April 26, 2024

Pressure building to abolish the dead donor rule

Now that euthanasia is legal in Canada, transplant opportunities arise

Food shortages in the 1973 film Soylent Green    

An American critical care expert says that more and more doctors are considering the abolition of the “dead donor rule” now that euthanasia is legal in Canada. Writing in USA Today, Professor Wes Ely, of Vanderbilt University, says that conversations at international conferences often turned to “death by donation” – “ending a people’s lives with their informed consent by taking them to the operating room and, under general anesthesia, opening their chest and abdomen surgically while they are still alive to remove vital organs for transplantation into other people.”
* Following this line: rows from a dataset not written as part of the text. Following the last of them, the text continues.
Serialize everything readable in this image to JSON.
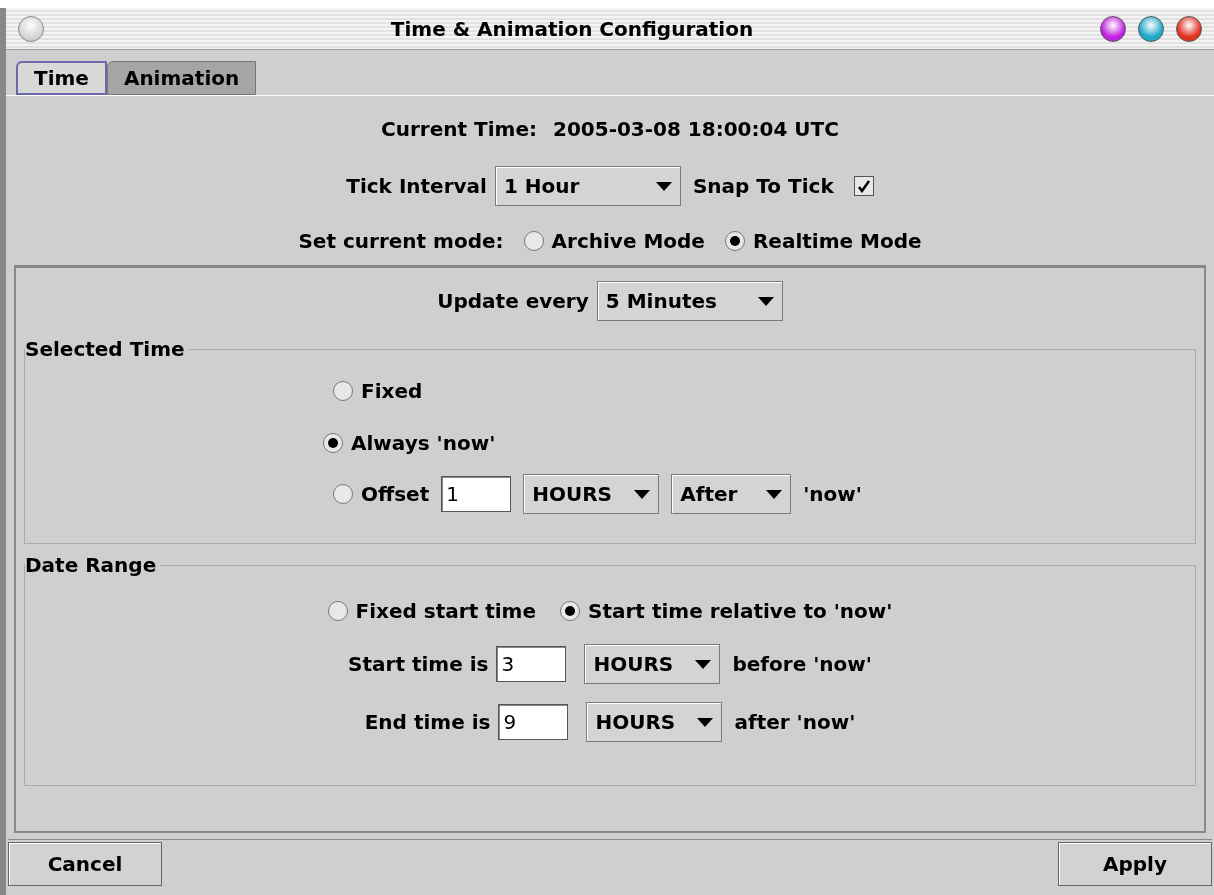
{
  "window": {
    "title": "Time & Animation Configuration"
  },
  "tabs": [
    {
      "label": "Time",
      "selected": true
    },
    {
      "label": "Animation",
      "selected": false
    }
  ],
  "current_time": {
    "label": "Current Time:",
    "value": "2005-03-08 18:00:04 UTC"
  },
  "tick_interval": {
    "label": "Tick Interval",
    "value": "1 Hour"
  },
  "snap_to_tick": {
    "label": "Snap To Tick",
    "checked": true
  },
  "mode": {
    "label": "Set current mode:",
    "options": [
      {
        "label": "Archive Mode",
        "selected": false
      },
      {
        "label": "Realtime Mode",
        "selected": true
      }
    ]
  },
  "update_every": {
    "label": "Update every",
    "value": "5 Minutes"
  },
  "selected_time": {
    "title": "Selected Time",
    "options": [
      {
        "kind": "plain",
        "label": "Fixed",
        "selected": false
      },
      {
        "kind": "plain",
        "label": "Always 'now'",
        "selected": true
      },
      {
        "kind": "offset",
        "label": "Offset",
        "selected": false,
        "amount": "1",
        "unit": "HOURS",
        "direction": "After",
        "suffix": "'now'"
      }
    ]
  },
  "date_range": {
    "title": "Date Range",
    "options": [
      {
        "label": "Fixed start time",
        "selected": false
      },
      {
        "label": "Start time relative to 'now'",
        "selected": true
      }
    ],
    "rows": [
      {
        "label": "Start time is",
        "value": "3",
        "unit": "HOURS",
        "suffix": "before 'now'"
      },
      {
        "label": "End time is",
        "value": "9",
        "unit": "HOURS",
        "suffix": "after 'now'"
      }
    ]
  },
  "buttons": [
    "Cancel",
    "Apply"
  ]
}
At the moment, this procedure is legally a homicide in both the US and Canada. Its proponents defend it by arguing that it would only happen with informed consent and that it might even be ethically preferable. Dr Ely’s take on the controversy is different: 

When physicians are participating in a procedure designed to take a person’s life, will patients feel 100% certain that their physician is firmly on the side of healing? What message does it send about the value of every human life when physicians endorse the exchange of one life for another? What affect has it already had on physicians complicit in such death-causing procedures? 

In the 1973 science fiction classic “Soylent Green,” detective Frank Thorn searches for answers to dying oceans and a deteriorating human race on overcrowded Earth. He discovers the high-protein green food produced by the Soylent Corporation is recycled, euthanized humans. “Soylent Green is people!” he screams.

“Soylent Green” was set in 2022. We are three years away.